Many employees reported experiencing digital exhaustion — with 54% of survey respondents feeling overworked and 39% feeling exhausted. “The shared vulnerability of this time has given us a huge opportunity to bring real authenticity to company culture,” Microsoft employee, Jared Spataro says. When employees feel they can bring their whole selves to work, it can actually spur productivity and attract talent, according to Microsoft.

Moving forward, Microsoft recommends five strategies to help business leaders successfully shift to hybrid work: promote flexibility, invest in space and technology, prioritize addressing digital exhaustion from the top, rebuild social capital and culture and rethink employee experience to attract top and diverse talent.

Foreign Aid Is at a Record Peak, But Is It Enough?

Source: Organization for Economic Co-operation and Development (OECD)

Foreign aid rose to an all-time high of $161.2 billion last year, a 3.5% increase from 2019. In many cases, larger economies directed these funds to countries in need of significant help to respond to the short-term impacts from the COVID-19 pandemic, according to the OECD. 
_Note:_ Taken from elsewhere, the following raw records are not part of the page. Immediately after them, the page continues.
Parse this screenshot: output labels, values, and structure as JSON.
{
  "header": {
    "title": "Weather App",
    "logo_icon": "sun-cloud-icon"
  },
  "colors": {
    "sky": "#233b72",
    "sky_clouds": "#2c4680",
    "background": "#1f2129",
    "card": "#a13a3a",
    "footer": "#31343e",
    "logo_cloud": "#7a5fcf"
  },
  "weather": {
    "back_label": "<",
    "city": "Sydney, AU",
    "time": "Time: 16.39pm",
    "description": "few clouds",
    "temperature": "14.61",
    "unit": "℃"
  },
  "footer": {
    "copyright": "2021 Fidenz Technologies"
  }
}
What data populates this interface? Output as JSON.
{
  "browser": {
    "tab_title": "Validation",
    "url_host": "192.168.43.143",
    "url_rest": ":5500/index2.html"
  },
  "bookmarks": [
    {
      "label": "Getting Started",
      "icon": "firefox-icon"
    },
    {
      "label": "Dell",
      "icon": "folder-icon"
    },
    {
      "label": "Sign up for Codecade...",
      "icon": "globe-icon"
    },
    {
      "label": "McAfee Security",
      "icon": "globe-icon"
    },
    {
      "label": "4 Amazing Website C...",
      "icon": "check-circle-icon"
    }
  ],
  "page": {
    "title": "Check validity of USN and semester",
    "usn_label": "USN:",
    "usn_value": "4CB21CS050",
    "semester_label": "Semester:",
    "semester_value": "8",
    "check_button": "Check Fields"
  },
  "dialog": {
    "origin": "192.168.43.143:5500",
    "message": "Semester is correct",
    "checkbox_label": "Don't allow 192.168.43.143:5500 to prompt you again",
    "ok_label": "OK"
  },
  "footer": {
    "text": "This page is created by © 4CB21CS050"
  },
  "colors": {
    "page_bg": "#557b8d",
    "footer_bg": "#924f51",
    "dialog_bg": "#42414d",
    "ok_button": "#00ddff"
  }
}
An OECD survey shows that the foreign aid supported health systems, humanitarian aid and food security. However, OECD Secretary-General Angel Gurría added that there will need to be “a much greater effort to help developing countries with vaccine distribution … to build a truly global recovery.” 

Internationally, governments approved $16 trillion worth of COVID-19 stimulus measures, but only 1% was used to help developing countries handle the virus. Trade, foreign direct investment and remittances in developing countries have also declined as a result of the pandemic, intensifying their need for support.

Why Are Central Banks Creating Digital Currencies?

Source: Atlantic Council

Nineteen countries have started to test a central bank digital currency (CBDC) on a small-scale with a limited number of participants. The Atlantic Council defines CBDC as “the digital form of a country’s fiat currency that is also a claim on the central bank.”

As of today, the People’s Bank of China (PBOC) and the European Central Bank (ECB) are prominent players in the digital currency realm. The United States currently lags behind in the research phase, yet the Federal Reserve has expressed continued interest in the digital dollar.

As digital currencies expand globally, there are challenges ahead — the legal, political and regulatory properties of CBDCs remain unclear. But the IMF notes that there are also multiple benefits to having government involvement in digital currencies, including lower cash transfer costs, greater accessibility to banking services and easier implementation of monetary policies. 

The Great Commodity Bounceback

Source: World Bank

Most global commodity prices were higher than their pre-pandemic levels during the first quarter of 2021. Metal prices are expected to continue their upward trend, rising by 30% during 2021, according to the World Bank. This jump in commodity prices parallels the rise in global economic activity, the impact of stimulus bills and changes in supply factors.  

The crude oil industry saw a record-fast recovery after a price and demand collapse in 2020. The predicted average cost of crude oil for this year is $56 per barrel —  about one-third higher than its cost in 2020. Natural gas prices also rose by one-third as a result of increased demand during the winter season.

The World Bank expects that price levels will “remain close to current levels throughout the year” driven by “global economic rebound and improved growth prospects.” The report notes that all commodity markets heavily depend on how long the economic implications from the pandemic last and how well the risk is managed by governments.